Nunca fizemos promessas nem juras de amor eterno. As promessas esfumam-se no ar e nós preferíamos viver aquilo que cada dia nos dava. Sabíamos que os nossos afazeres profissionais por vezes nos trocavam as voltas, e se eu precisava de paz e um certo ambiente para criar e pintar, o ritmo alucinante das gravações dos teus takes no cinema deixavam-te frenética, nervosa e faziam perigar a minha liberdade de estar e de criar. Enfrentámos momentos difíceis, que com inteligência soubemos superar. Afinal os dois éramos um só, não apenas quando unos fazíamos do chão o nosso quadro de amor e paixão, mas também no cenário e no palco que escolhemos seguir.

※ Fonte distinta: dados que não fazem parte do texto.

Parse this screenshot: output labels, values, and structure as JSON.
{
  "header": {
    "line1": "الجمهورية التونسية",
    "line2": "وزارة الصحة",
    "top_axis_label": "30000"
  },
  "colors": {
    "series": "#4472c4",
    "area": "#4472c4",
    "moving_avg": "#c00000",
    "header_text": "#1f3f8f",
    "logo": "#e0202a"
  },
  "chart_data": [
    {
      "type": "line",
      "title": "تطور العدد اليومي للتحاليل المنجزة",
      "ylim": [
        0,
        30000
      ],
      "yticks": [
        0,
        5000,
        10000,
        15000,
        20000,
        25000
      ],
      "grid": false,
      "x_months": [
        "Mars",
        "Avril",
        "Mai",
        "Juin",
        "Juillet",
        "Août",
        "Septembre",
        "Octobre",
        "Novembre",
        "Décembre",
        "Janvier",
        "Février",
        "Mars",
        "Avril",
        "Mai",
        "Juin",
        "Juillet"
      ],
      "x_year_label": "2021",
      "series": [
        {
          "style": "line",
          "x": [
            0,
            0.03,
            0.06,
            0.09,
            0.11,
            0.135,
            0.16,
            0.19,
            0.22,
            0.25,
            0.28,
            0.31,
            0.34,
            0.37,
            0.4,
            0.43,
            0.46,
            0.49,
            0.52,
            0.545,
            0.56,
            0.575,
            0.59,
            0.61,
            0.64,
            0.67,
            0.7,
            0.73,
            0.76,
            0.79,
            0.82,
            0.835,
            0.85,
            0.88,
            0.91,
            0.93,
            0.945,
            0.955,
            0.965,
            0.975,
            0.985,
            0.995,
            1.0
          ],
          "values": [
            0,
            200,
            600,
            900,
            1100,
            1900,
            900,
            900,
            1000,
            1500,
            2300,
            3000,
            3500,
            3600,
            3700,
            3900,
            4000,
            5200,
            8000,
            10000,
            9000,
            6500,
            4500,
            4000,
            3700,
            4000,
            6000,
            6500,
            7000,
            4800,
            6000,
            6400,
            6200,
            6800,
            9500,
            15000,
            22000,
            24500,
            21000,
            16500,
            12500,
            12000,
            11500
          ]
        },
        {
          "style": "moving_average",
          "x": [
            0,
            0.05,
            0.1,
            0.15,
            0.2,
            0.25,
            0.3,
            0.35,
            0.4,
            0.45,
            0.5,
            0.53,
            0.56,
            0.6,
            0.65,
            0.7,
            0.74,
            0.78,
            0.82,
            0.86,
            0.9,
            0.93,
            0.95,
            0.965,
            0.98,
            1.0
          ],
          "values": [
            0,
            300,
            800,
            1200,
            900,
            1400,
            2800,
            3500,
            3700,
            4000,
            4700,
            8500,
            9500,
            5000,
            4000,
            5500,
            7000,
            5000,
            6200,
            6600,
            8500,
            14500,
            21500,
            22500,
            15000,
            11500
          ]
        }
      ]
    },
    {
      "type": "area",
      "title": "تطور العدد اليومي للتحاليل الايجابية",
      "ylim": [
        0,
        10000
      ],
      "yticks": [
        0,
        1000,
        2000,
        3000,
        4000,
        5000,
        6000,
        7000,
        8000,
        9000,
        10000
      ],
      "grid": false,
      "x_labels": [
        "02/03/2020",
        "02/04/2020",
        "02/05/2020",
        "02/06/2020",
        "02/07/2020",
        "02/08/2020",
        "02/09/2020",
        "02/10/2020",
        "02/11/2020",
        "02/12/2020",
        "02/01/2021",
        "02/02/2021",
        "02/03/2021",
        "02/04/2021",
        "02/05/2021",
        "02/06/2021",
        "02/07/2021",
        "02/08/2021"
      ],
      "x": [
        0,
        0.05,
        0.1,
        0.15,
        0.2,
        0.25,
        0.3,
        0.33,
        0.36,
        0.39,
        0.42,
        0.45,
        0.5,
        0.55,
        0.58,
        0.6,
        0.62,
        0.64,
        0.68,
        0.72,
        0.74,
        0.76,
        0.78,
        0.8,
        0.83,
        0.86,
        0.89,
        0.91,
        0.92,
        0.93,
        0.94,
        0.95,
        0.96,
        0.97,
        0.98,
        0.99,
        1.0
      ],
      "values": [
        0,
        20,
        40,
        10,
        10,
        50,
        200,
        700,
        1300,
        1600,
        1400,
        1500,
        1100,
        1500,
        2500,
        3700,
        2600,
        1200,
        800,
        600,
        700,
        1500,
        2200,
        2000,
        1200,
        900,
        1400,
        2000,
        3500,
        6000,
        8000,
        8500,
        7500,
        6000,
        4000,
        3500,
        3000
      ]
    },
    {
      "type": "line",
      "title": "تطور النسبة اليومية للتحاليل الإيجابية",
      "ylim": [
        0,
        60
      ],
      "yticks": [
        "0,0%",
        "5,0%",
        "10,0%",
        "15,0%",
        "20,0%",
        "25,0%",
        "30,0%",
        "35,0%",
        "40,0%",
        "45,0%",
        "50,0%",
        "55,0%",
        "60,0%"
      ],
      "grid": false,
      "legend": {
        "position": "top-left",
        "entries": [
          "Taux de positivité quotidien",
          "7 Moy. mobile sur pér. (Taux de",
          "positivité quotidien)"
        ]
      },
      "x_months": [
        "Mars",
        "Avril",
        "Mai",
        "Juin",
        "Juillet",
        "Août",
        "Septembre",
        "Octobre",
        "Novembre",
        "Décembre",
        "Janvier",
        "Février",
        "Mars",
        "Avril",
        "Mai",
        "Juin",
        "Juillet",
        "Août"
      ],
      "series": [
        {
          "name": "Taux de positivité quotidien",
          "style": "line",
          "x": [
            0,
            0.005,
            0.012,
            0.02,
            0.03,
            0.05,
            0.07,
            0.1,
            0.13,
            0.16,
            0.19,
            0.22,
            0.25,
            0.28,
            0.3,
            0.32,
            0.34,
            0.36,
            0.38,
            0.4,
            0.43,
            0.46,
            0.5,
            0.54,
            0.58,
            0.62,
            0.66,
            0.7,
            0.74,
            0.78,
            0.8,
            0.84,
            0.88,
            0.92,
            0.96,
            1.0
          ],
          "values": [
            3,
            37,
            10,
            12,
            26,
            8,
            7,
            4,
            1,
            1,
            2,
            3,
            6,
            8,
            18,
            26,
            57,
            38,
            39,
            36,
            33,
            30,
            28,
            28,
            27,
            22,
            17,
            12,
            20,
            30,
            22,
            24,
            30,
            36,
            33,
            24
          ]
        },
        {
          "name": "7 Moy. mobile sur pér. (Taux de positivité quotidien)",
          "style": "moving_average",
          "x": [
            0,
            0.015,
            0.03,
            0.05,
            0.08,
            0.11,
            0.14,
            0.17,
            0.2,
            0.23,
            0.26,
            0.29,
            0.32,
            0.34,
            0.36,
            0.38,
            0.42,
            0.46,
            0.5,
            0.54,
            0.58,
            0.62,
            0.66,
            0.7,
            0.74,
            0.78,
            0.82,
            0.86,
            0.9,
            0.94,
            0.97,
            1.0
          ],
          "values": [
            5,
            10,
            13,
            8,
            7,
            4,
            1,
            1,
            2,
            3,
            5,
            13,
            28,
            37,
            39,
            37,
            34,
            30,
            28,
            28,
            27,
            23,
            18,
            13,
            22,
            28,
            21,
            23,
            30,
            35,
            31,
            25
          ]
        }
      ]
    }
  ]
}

Hoje, recordo-te com uma saudade imensa, indescritível. Abri o teu roupeiro e não resisti a pegar num dos teus vestidos que mais gosto, aquele que tinhas vestido no dia em que nos conhecemos e que tinha lugar cativo na mala de viagem, sempre que mudávamos de terra. Uma espécie de amuleto que transportavas sempre, embora já não o usasses. Ah como o teu cheiro impregna os tecidos, os sentidos e todo o ambiente onde tu estás.
Ainda enebriado pelo teu perfume sentei-me no terraço.  Olhei para a imensidão de estrelas e lá estavas tu. Cintilavas mais do que todas as outras, com a luz que te é tão própria e tão tua, como se estivesses a piscar-me o olho. Boa noite, meu amor.